With another night at the 12,800 foot elevation campsite, I was to gain good acclimation for my climb the next weekend. No one set out to bag Mt. Lamarck (13,417') the next morning, though (I did it, already, back in 1972), despite the close, easy summit only a half hour away. We packed up, and sauntered down the use trail. It was an easy hike back to the cars down from North Lake, and we arrived by about Noon. I got my photos, and no one sustained any injuries. It would have been a dangerous rescue, and so unfortunate for the leaders, being that they proved barely able to conduct a class 3-4 climb, succeeding only with unexpected assistance.

Some of us relaxed at Hot Creek along with many other people, and it was another long drive home.

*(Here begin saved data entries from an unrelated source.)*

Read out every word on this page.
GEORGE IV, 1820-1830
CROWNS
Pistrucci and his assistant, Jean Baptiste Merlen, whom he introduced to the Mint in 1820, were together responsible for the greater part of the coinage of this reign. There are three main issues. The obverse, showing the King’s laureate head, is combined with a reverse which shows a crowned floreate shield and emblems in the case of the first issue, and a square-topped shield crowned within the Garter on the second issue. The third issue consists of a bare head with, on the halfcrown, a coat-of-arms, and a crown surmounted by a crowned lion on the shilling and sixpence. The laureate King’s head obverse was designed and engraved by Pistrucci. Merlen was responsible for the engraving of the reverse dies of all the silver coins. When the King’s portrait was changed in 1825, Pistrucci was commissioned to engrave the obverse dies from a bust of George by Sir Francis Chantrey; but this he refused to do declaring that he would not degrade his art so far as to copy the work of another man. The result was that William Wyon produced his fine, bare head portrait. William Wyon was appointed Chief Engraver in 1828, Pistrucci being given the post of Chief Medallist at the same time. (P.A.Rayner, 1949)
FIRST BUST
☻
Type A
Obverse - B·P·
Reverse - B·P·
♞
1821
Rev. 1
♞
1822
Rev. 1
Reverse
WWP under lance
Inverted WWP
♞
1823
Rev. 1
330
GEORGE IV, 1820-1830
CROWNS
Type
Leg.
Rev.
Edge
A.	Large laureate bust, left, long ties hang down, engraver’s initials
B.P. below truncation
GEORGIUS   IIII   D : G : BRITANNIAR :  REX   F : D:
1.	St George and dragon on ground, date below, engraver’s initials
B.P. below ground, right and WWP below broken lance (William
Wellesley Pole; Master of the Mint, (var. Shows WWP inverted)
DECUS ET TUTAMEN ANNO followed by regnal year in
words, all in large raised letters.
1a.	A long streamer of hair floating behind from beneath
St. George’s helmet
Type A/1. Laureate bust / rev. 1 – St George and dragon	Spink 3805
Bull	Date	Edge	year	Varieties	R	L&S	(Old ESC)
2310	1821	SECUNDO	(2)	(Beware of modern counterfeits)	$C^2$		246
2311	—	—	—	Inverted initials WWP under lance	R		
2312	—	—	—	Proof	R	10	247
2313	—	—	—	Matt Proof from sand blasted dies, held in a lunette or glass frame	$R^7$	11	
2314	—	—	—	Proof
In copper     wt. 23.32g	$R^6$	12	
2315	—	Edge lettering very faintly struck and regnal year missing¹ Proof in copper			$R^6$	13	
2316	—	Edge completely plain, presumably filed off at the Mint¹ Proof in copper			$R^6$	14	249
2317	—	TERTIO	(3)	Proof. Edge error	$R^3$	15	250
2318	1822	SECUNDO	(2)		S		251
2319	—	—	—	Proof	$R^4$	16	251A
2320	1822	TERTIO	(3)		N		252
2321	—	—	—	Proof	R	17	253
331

This trip opened my eyes further to chapter responsibility, their axiom being that, "you are at your own risk." There is no qualification procedure as with larger chapters, and practically anyone can be a leader. Seeing some dubious merit in choosing people to be in charge, I was to later divulge myself of such inane and incapable guiding precepts, and do the peaks on my own leading. Other groups have had bad accidents with multiple fatalities. I can see how that can happen. With "elections" installing people not dedicated to explore, enjoy, and protect... so truly, malice can take charge, and the many ridiculous dictums by executive origin have been well noted. Perhaps, it was for the better that any such hazardous activity was stopped en masse, even, though with good leaders being the targets, and bad ones taking over. It will remain to be seen how the outings of this local chapter pan out.